Saturday, 23 May 2015

The Striders - Planning the route

Mapping 


An essential part of any long-distance trek and  a very enjoyable stage of the preparation.
I definitely prefer the "old" way to plan my route to merely downloading the track on a GPS. I need to see the distance, to draw the trail, to imagine myself there, to figure out what the terrain looks like, the alternative routes, etc. I need to see the whole picture. And I've never been able to get the same dimension on a small screen. So even though I will take a GPS as a backup and safety tool -, I mainly work on and with paper maps. One major advantage and not the least: they are never running out of charge!

Mapping involves:
  • finding and marking the trail 
  • scanning the maps
  • dividing them in A5 sections
  • printing and assembling A5 maps in a handy-to -travel-with booklet

Trail Markings

The Nordkalottleden Trail is made-up of several old trails and new barely traveled trails.
  • In Finland the trail is marked with white 40-cm-high wooden poles which have orange tops.
  • In Norway the trail is marked on stones with paint signs.
  • In Sweden the trail is marked with red crosses and signs with route symbols.
From the maps I have and the on-the-field information I gathered, the trail is well-marked in some places, far less in others. And as a matter of facts, in Kautokeino, there is no indication at all before you actually reach the starting point of the "Ruta", at the very end of a small country road. We've been told that there used to be an information sign that is no longer there. Hikers now usually start from a point located some 20k further.
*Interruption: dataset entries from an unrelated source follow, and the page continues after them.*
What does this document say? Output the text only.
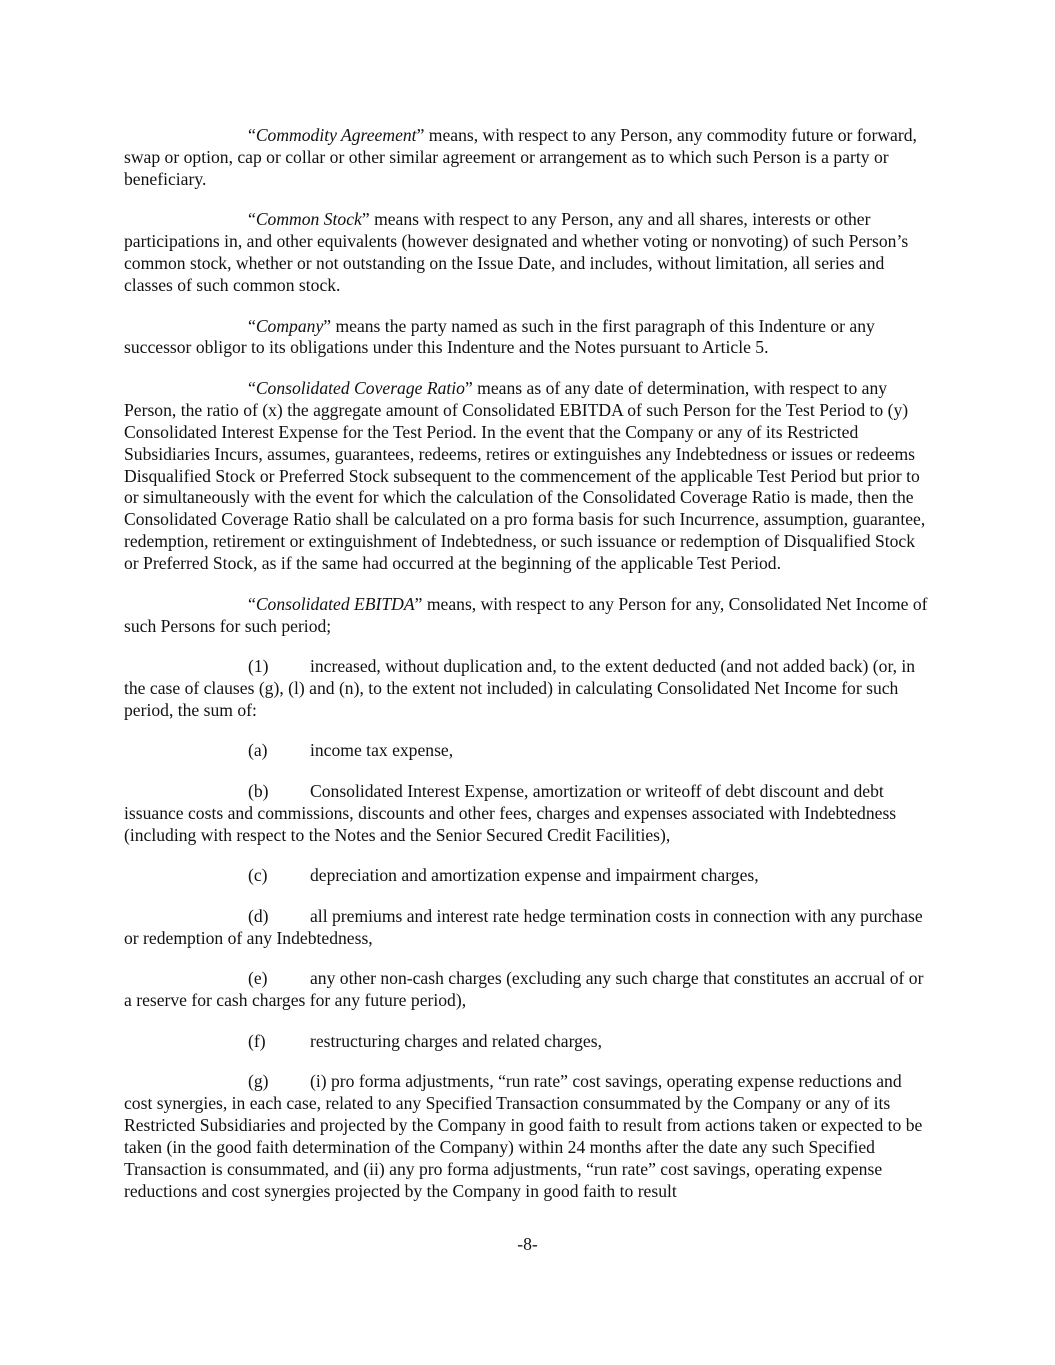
“Commodity Agreement” means, with respect to any Person, any commodity future or forward, swap or option, cap or collar or other similar agreement or arrangement as to which such Person is a party or beneficiary.

“Common Stock” means with respect to any Person, any and all shares, interests or other participations in, and other equivalents (however designated and whether voting or nonvoting) of such Person’s common stock, whether or not outstanding on the Issue Date, and includes, without limitation, all series and classes of such common stock.

“Company” means the party named as such in the first paragraph of this Indenture or any successor obligor to its obligations under this Indenture and the Notes pursuant to Article 5.

“Consolidated Coverage Ratio” means as of any date of determination, with respect to any Person, the ratio of (x) the aggregate amount of Consolidated EBITDA of such Person for the Test Period to (y) Consolidated Interest Expense for the Test Period. In the event that the Company or any of its Restricted Subsidiaries Incurs, assumes, guarantees, redeems, retires or extinguishes any Indebtedness or issues or redeems Disqualified Stock or Preferred Stock subsequent to the commencement of the applicable Test Period but prior to or simultaneously with the event for which the calculation of the Consolidated Coverage Ratio is made, then the Consolidated Coverage Ratio shall be calculated on a pro forma basis for such Incurrence, assumption, guarantee, redemption, retirement or extinguishment of Indebtedness, or such issuance or redemption of Disqualified Stock or Preferred Stock, as if the same had occurred at the beginning of the applicable Test Period.

“Consolidated EBITDA” means, with respect to any Person for any, Consolidated Net Income of such Persons for such period;

(1) increased, without duplication and, to the extent deducted (and not added back) (or, in the case of clauses (g), (l) and (n), to the extent not included) in calculating Consolidated Net Income for such period, the sum of:

(a) income tax expense,

(b) Consolidated Interest Expense, amortization or writeoff of debt discount and debt issuance costs and commissions, discounts and other fees, charges and expenses associated with Indebtedness (including with respect to the Notes and the Senior Secured Credit Facilities),

(c) depreciation and amortization expense and impairment charges,

(d) all premiums and interest rate hedge termination costs in connection with any purchase or redemption of any Indebtedness,

(e) any other non-cash charges (excluding any such charge that constitutes an accrual of or a reserve for cash charges for any future period),

(f)	restructuring charges and related charges,

(g) (i) pro forma adjustments, “run rate” cost savings, operating expense reductions and cost synergies, in each case, related to any Specified Transaction consummated by the Company or any of its Restricted Subsidiaries and projected by the Company in good faith to result from actions taken or expected to be taken (in the good faith determination of the Company) within 24 months after the date any such Specified Transaction is consummated, and (ii) any pro forma adjustments, “run rate” cost savings, operating expense reductions and cost synergies projected by the Company in good faith to result

-8-
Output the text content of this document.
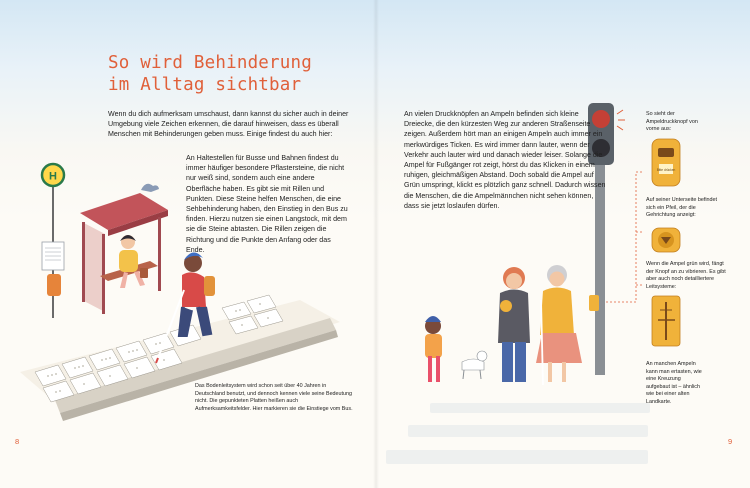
H
Bitte drücken
So wird Behinderung
im Alltag sichtbar

Wenn du dich aufmerksam umschaust, dann kannst du sicher auch in deiner Umgebung viele Zeichen erkennen, die darauf hinweisen, dass es überall Menschen mit Behinderungen geben muss. Einige findest du auch hier:

An Haltestellen für Busse und Bahnen findest du immer häufiger besondere Pflastersteine, die nicht nur weiß sind, sondern auch eine andere Oberfläche haben. Es gibt sie mit Rillen und Punkten. Diese Steine helfen Menschen, die eine Sehbehinderung haben, den Einstieg in den Bus zu finden. Hierzu nutzen sie einen Langstock, mit dem sie die Steine abtasten. Die Rillen zeigen die Richtung und die Punkte den Anfang oder das Ende.

Das Bodenleitsystem wird schon seit über 40 Jahren in Deutschland benutzt, und dennoch kennen viele seine Bedeutung nicht. Die gepunkteten Platten heißen auch Aufmerksamkeitsfelder. Hier markieren sie die Einstiege vom Bus.
8

An vielen Druckknöpfen an Ampeln befinden sich kleine Dreiecke, die den kürzesten Weg zur anderen Straßenseite zeigen. Außerdem hört man an einigen Ampeln auch immer ein merkwürdiges Ticken. Es wird immer dann lauter, wenn der Verkehr auch lauter wird und danach wieder leiser. Solange die Ampel für Fußgänger rot zeigt, hörst du das Klicken in einem ruhigen, gleichmäßigen Abstand. Doch sobald die Ampel auf Grün umspringt, klickt es plötzlich ganz schnell. Dadurch wissen die Menschen, die die Ampelmännchen nicht sehen können, dass sie jetzt loslaufen dürfen.

So sieht der Ampeldruckknopf von vorne aus:
Auf seiner Unterseite befindet sich ein Pfeil, der die Gehrichtung anzeigt:
Wenn die Ampel grün wird, fängt der Knopf an zu vibrieren. Es gibt aber auch noch detailliertere Leitsysteme:
An manchen Ampeln kann man ertasten, wie eine Kreuzung aufgebaut ist – ähnlich wie bei einer alten Landkarte.
9
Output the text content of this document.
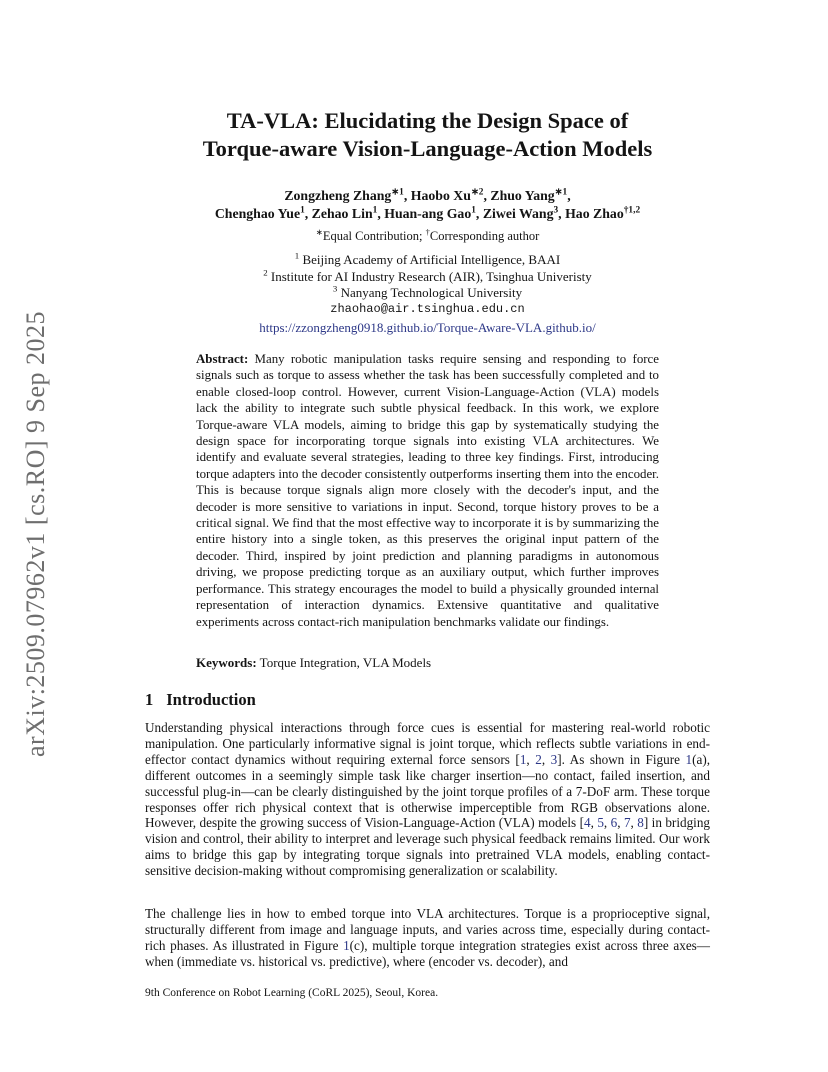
arXiv:2509.07962v1 [cs.RO] 9 Sep 2025
TA-VLA: Elucidating the Design Space of
Torque-aware Vision-Language-Action Models
Zongzheng Zhang$^{∗1}$, Haobo $Xu^{∗2}$, Zhuo Yang$^{∗1}$,
Chenghao Yue$^1$, Zehao Lin$^1$, Huan-ang Gao$^1$, Ziwei Wang$^3$, Hao Zhao$^{\dagger 1,2}$
∗Equal Contribution; †Corresponding author
$^1$ Beijing Academy of Artificial Intelligence, BAAI
$^2$ Institute for AI Industry Research (AIR), Tsinghua Univeristy
$^3$ Nanyang Technological University
zhaohao@air.tsinghua.edu.cn
https://zzongzheng0918.github.io/Torque-Aware-VLA.github.io/
Abstract: Many robotic manipulation tasks require sensing and responding to force signals such as torque to assess whether the task has been successfully completed and to enable closed-loop control. However, current Vision-Language-Action (VLA) models lack the ability to integrate such subtle physical feedback. In this work, we explore Torque-aware VLA models, aiming to bridge this gap by systematically studying the design space for incorporating torque signals into existing VLA architectures. We identify and evaluate several strategies, leading to three key findings. First, introducing torque adapters into the decoder consistently outperforms inserting them into the encoder. This is because torque signals align more closely with the decoder's input, and the decoder is more sensitive to variations in input. Second, torque history proves to be a critical signal. We find that the most effective way to incorporate it is by summarizing the entire history into a single token, as this preserves the original input pattern of the decoder. Third, inspired by joint prediction and planning paradigms in autonomous driving, we propose predicting torque as an auxiliary output, which further improves performance. This strategy encourages the model to build a physically grounded internal representation of interaction dynamics. Extensive quantitative and qualitative experiments across contact-rich manipulation benchmarks validate our findings.
Keywords: Torque Integration, VLA Models
1 Introduction
Understanding physical interactions through force cues is essential for mastering real-world robotic manipulation. One particularly informative signal is joint torque, which reflects subtle variations in end-effector contact dynamics without requiring external force sensors [1, 2, 3]. As shown in Figure 1(a), different outcomes in a seemingly simple task like charger insertion—no contact, failed insertion, and successful plug-in—can be clearly distinguished by the joint torque profiles of a 7-DoF arm. These torque responses offer rich physical context that is otherwise imperceptible from RGB observations alone. However, despite the growing success of Vision-Language-Action (VLA) models [4, 5, 6, 7, 8] in bridging vision and control, their ability to interpret and leverage such physical feedback remains limited. Our work aims to bridge this gap by integrating torque signals into pretrained VLA models, enabling contact-sensitive decision-making without compromising generalization or scalability.
The challenge lies in how to embed torque into VLA architectures. Torque is a proprioceptive signal, structurally different from image and language inputs, and varies across time, especially during contact-rich phases. As illustrated in Figure 1(c), multiple torque integration strategies exist across three axes—when (immediate vs. historical vs. predictive), where (encoder vs. decoder), and
9th Conference on Robot Learning (CoRL 2025), Seoul, Korea.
On the maps: wide open spaces and wilderness, kilometers of tundra, some greener canyons and woodlands, thousand of lakes and rivers, more mountains and valleys, some villages, wilderness huts, a few power lines.

Stages


My intention is to run&hike 40km per day.  The distance we will manage to cover every day will depends on many factors, some of them specifically related to mapping and orientation being the ascending elevation, the existence or absence of marking and the type of terrain. Other factors are inherent to this kind of adventure: the Striders' health and fitness, route and weather-related hazards, etc. Therefore the stages I plan are theoretical and an indication to help me once out there. There are in no way final and unchangeable. I also plan 2x 1 day or half day break.

Some facts and figures 


12 maps:
  • 11 Norge-serie - 1:50'000 scale: Guovdageaidnu, Reisadalen, Fallecearru, Skibotndalen, Dividalen, Kebnekaise, Narvik, Tornetrask, Tysfjord, Akkajaure, Sulitjelma.
  • 1 Fjällkartan - 1:100'000 scale - Kvikjokk-Jakkvik
  • double-sided
3 countries: Norway - Finland - Sweden
800km with 380km in Norway, 350 km in Sweden and 70km in Finland One cultural region: Sápmi (Lapland), the land of the Sámi people
International borders crossed 15 times
Supply points with estimated distances in between:
  • Kilpisjärvi/FI - 190km
  • Abisko/SE - 190km
  • Vaisaluokta fjällstuga/NO - 250km
  • Kvikjokk arrival/SE - 200km
Stages:
  • 20 days hike 
  • 2-3 days off (or with less mileage).